The centrepiece of the gardens is the Nesfield Parterre to the west of the hall restored relatively recently, the precise landscaping draws the visitor toward a great equatorial sundial encircled by the signs of the zodiac. The sunken ‘White Garden’ is a haven for bees and butterflies, which you can watch from the vantage point of one of the lovely benches dotted around the pond. More and more wonders are around each corner, with a rose garden, arboretum, walled garden and even a Yew tree maze dating back to 1846. Visit the tearoom, located in an airy conservatory and visit the plant shop on the way out to take a piece of the garden home with you. 

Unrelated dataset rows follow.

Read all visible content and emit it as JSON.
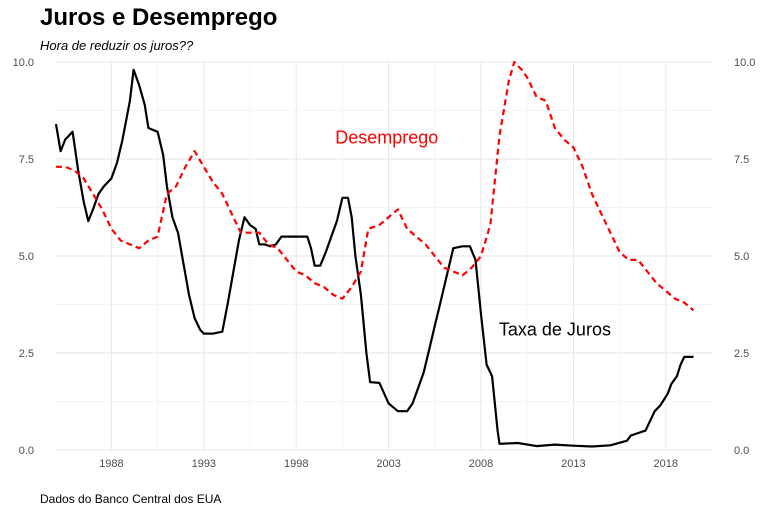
{
  "title": "Juros e Desemprego",
  "subtitle": "Hora de reduzir os juros??",
  "caption": "Dados do Banco Central dos EUA",
  "chart_data": {
    "type": "line",
    "xlim": [
      1985.0,
      2020.5
    ],
    "ylim": [
      0,
      10.0
    ],
    "x_ticks": [
      1988,
      1993,
      1998,
      2003,
      2008,
      2013,
      2018
    ],
    "x_tick_labels": [
      "1988",
      "1993",
      "1998",
      "2003",
      "2008",
      "2013",
      "2018"
    ],
    "y_ticks": [
      0,
      2.5,
      5.0,
      7.5,
      10.0
    ],
    "y_tick_labels": [
      "0.0",
      "2.5",
      "5.0",
      "7.5",
      "10.0"
    ],
    "grid": true,
    "series": [
      {
        "name": "Taxa de Juros",
        "color": "#000000",
        "style": "solid",
        "label_x": 2012.0,
        "label_y": 2.95,
        "points": [
          [
            1985.0,
            8.4
          ],
          [
            1985.25,
            7.7
          ],
          [
            1985.5,
            8.0
          ],
          [
            1985.9,
            8.2
          ],
          [
            1986.2,
            7.2
          ],
          [
            1986.5,
            6.4
          ],
          [
            1986.75,
            5.9
          ],
          [
            1987.0,
            6.2
          ],
          [
            1987.3,
            6.6
          ],
          [
            1987.6,
            6.8
          ],
          [
            1988.0,
            7.0
          ],
          [
            1988.3,
            7.4
          ],
          [
            1988.6,
            8.0
          ],
          [
            1989.0,
            9.0
          ],
          [
            1989.2,
            9.8
          ],
          [
            1989.5,
            9.4
          ],
          [
            1989.8,
            8.9
          ],
          [
            1990.0,
            8.3
          ],
          [
            1990.5,
            8.2
          ],
          [
            1990.8,
            7.6
          ],
          [
            1991.0,
            6.8
          ],
          [
            1991.3,
            6.0
          ],
          [
            1991.6,
            5.6
          ],
          [
            1991.9,
            4.8
          ],
          [
            1992.2,
            4.0
          ],
          [
            1992.5,
            3.4
          ],
          [
            1992.8,
            3.1
          ],
          [
            1993.0,
            3.0
          ],
          [
            1993.5,
            3.0
          ],
          [
            1994.0,
            3.05
          ],
          [
            1994.3,
            3.8
          ],
          [
            1994.6,
            4.6
          ],
          [
            1994.9,
            5.4
          ],
          [
            1995.2,
            6.0
          ],
          [
            1995.5,
            5.8
          ],
          [
            1995.8,
            5.7
          ],
          [
            1996.0,
            5.3
          ],
          [
            1996.3,
            5.3
          ],
          [
            1996.6,
            5.25
          ],
          [
            1996.9,
            5.3
          ],
          [
            1997.2,
            5.5
          ],
          [
            1997.5,
            5.5
          ],
          [
            1997.8,
            5.5
          ],
          [
            1998.2,
            5.5
          ],
          [
            1998.6,
            5.5
          ],
          [
            1998.8,
            5.2
          ],
          [
            1999.0,
            4.75
          ],
          [
            1999.3,
            4.75
          ],
          [
            1999.6,
            5.1
          ],
          [
            1999.9,
            5.5
          ],
          [
            2000.2,
            5.9
          ],
          [
            2000.5,
            6.5
          ],
          [
            2000.8,
            6.5
          ],
          [
            2001.0,
            6.0
          ],
          [
            2001.2,
            5.0
          ],
          [
            2001.5,
            4.0
          ],
          [
            2001.8,
            2.5
          ],
          [
            2002.0,
            1.75
          ],
          [
            2002.5,
            1.73
          ],
          [
            2003.0,
            1.2
          ],
          [
            2003.5,
            1.0
          ],
          [
            2004.0,
            1.0
          ],
          [
            2004.3,
            1.2
          ],
          [
            2004.6,
            1.6
          ],
          [
            2004.9,
            2.0
          ],
          [
            2005.2,
            2.6
          ],
          [
            2005.5,
            3.2
          ],
          [
            2005.8,
            3.8
          ],
          [
            2006.1,
            4.4
          ],
          [
            2006.5,
            5.2
          ],
          [
            2007.0,
            5.25
          ],
          [
            2007.4,
            5.25
          ],
          [
            2007.7,
            4.9
          ],
          [
            2008.0,
            3.5
          ],
          [
            2008.3,
            2.2
          ],
          [
            2008.6,
            1.9
          ],
          [
            2008.9,
            0.5
          ],
          [
            2009.0,
            0.16
          ],
          [
            2010.0,
            0.18
          ],
          [
            2011.0,
            0.1
          ],
          [
            2012.0,
            0.14
          ],
          [
            2013.0,
            0.11
          ],
          [
            2014.0,
            0.09
          ],
          [
            2015.0,
            0.12
          ],
          [
            2015.9,
            0.24
          ],
          [
            2016.1,
            0.37
          ],
          [
            2016.9,
            0.5
          ],
          [
            2017.1,
            0.7
          ],
          [
            2017.4,
            1.0
          ],
          [
            2017.7,
            1.15
          ],
          [
            2017.9,
            1.3
          ],
          [
            2018.1,
            1.45
          ],
          [
            2018.3,
            1.7
          ],
          [
            2018.6,
            1.9
          ],
          [
            2018.8,
            2.2
          ],
          [
            2019.0,
            2.4
          ],
          [
            2019.5,
            2.4
          ]
        ]
      },
      {
        "name": "Desemprego",
        "color": "#ff0000",
        "style": "dashed",
        "label_x": 2002.9,
        "label_y": 7.9,
        "points": [
          [
            1985.0,
            7.3
          ],
          [
            1985.5,
            7.3
          ],
          [
            1986.0,
            7.2
          ],
          [
            1986.5,
            7.0
          ],
          [
            1987.0,
            6.6
          ],
          [
            1987.5,
            6.2
          ],
          [
            1988.0,
            5.7
          ],
          [
            1988.5,
            5.4
          ],
          [
            1989.0,
            5.3
          ],
          [
            1989.5,
            5.2
          ],
          [
            1990.0,
            5.4
          ],
          [
            1990.5,
            5.5
          ],
          [
            1991.0,
            6.6
          ],
          [
            1991.5,
            6.8
          ],
          [
            1992.0,
            7.3
          ],
          [
            1992.5,
            7.7
          ],
          [
            1993.0,
            7.3
          ],
          [
            1993.5,
            6.9
          ],
          [
            1994.0,
            6.6
          ],
          [
            1994.5,
            6.1
          ],
          [
            1995.0,
            5.6
          ],
          [
            1995.5,
            5.6
          ],
          [
            1996.0,
            5.6
          ],
          [
            1996.5,
            5.3
          ],
          [
            1997.0,
            5.2
          ],
          [
            1997.5,
            4.9
          ],
          [
            1998.0,
            4.6
          ],
          [
            1998.5,
            4.5
          ],
          [
            1999.0,
            4.3
          ],
          [
            1999.5,
            4.2
          ],
          [
            2000.0,
            4.0
          ],
          [
            2000.5,
            3.9
          ],
          [
            2001.0,
            4.2
          ],
          [
            2001.5,
            4.6
          ],
          [
            2001.9,
            5.7
          ],
          [
            2002.5,
            5.8
          ],
          [
            2003.0,
            6.0
          ],
          [
            2003.5,
            6.2
          ],
          [
            2004.0,
            5.7
          ],
          [
            2004.5,
            5.5
          ],
          [
            2005.0,
            5.3
          ],
          [
            2005.5,
            5.0
          ],
          [
            2006.0,
            4.7
          ],
          [
            2006.5,
            4.6
          ],
          [
            2007.0,
            4.5
          ],
          [
            2007.5,
            4.7
          ],
          [
            2008.0,
            5.0
          ],
          [
            2008.5,
            5.8
          ],
          [
            2009.0,
            8.1
          ],
          [
            2009.5,
            9.5
          ],
          [
            2009.8,
            10.0
          ],
          [
            2010.2,
            9.8
          ],
          [
            2010.5,
            9.6
          ],
          [
            2011.0,
            9.1
          ],
          [
            2011.5,
            9.0
          ],
          [
            2012.0,
            8.3
          ],
          [
            2012.5,
            8.0
          ],
          [
            2013.0,
            7.8
          ],
          [
            2013.5,
            7.3
          ],
          [
            2014.0,
            6.6
          ],
          [
            2014.5,
            6.1
          ],
          [
            2015.0,
            5.6
          ],
          [
            2015.5,
            5.1
          ],
          [
            2016.0,
            4.9
          ],
          [
            2016.5,
            4.9
          ],
          [
            2017.0,
            4.6
          ],
          [
            2017.5,
            4.3
          ],
          [
            2018.0,
            4.1
          ],
          [
            2018.5,
            3.9
          ],
          [
            2019.0,
            3.8
          ],
          [
            2019.5,
            3.6
          ]
        ]
      }
    ]
  }
}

For more information and to book entrance visit https://www.somerleyton.co.uk/

Elmhurst Park, Woodbridge

Close by the River Deben and not far from the main centre of Woodbrige itself, Elmhurst Park covers almost two acres and is enclosed within boundary walls like a secret garden. The park is beautiful; with flowers of all colours, diverse mature planting and various historic features of interest. Originally belonging to a property called Elmhurst, the park would have contained fruit and vegetable gardens, stables and a gardener’s cottage. Nowadays, you can make your way along the wheelchair accessible pathways and see the traditional horizontal sundial, the public shelter built to commemorate the coronation of Queen Elizabeth II and even a Napoleonic cannon. 

Directions to Elmhurst Park

The Red House & Gardens, Aldeburgh

The Red House and Gardens in Aldeburgh were home to famous composer Benjamin Britten and his life partner the tenor Peter Pears from 1957. The gardens surrounding the house only serve to complement the historic home. Spanning several acres, these beautiful and serene gardens include a mix of formal and informal areas, featuring well-manicured lawns, vibrant flower beds, and a variety of trees and shrubs.

Particular highlights include the tranquil pond, a vegetable patch, orchard, and herb garden, which give a hint to the practical and self-sustaining lifestyle Britten and Pears enjoyed. The gardens offer a picturesque and insightful glimpse into the plants and shrubs that Britten and Pears spent time nurturing and visitors can uncover the ‘Garden Discovery Trail’ with its beautiful flowers, sculptures from Britten’s art collection as well as other fun activities. 

For more information and to book visit https://brittenpearsarts.org/visit-us/the-red-house

Felixstowe Seafront Gardens

If you take a stroll along the promenade at Felixstowe you’ll soon happen upon the newly restored Seafront Gardens that sit on the cliffs between the town centre and the beach. There are eight Grade II listed gardens which are of significant historic interest as they were created a hundred years ago as a pleasure ground with the Victorian seaside visitors in mind. 

The Gardens thrive as a result of the natural springs which occur along the cliffs, combined with the proximity to the beach. The interconnecting gardens stretch for almost a kilometre along the promenade, with a significant proportion of original planting still surviving and the original path layout maintained as it was years ago. 

There are eight gardens to uncover: Town Hall Gardens and the South Cliff Shelter; Pram Walk; Ivy Terrace and the Ranelagh Steps; Spa Pavilion approach, the Wishing Well and Dripping Pond; Pavilion Terrace; Serpentine Steps and the Round and Octagonal Shelters; Rose Garden; Cliff House Garden and the Arch Cascade.In the summer months the scent of roses, fuchsias and lavender fill the air and waterlilies can be seen on the ponds.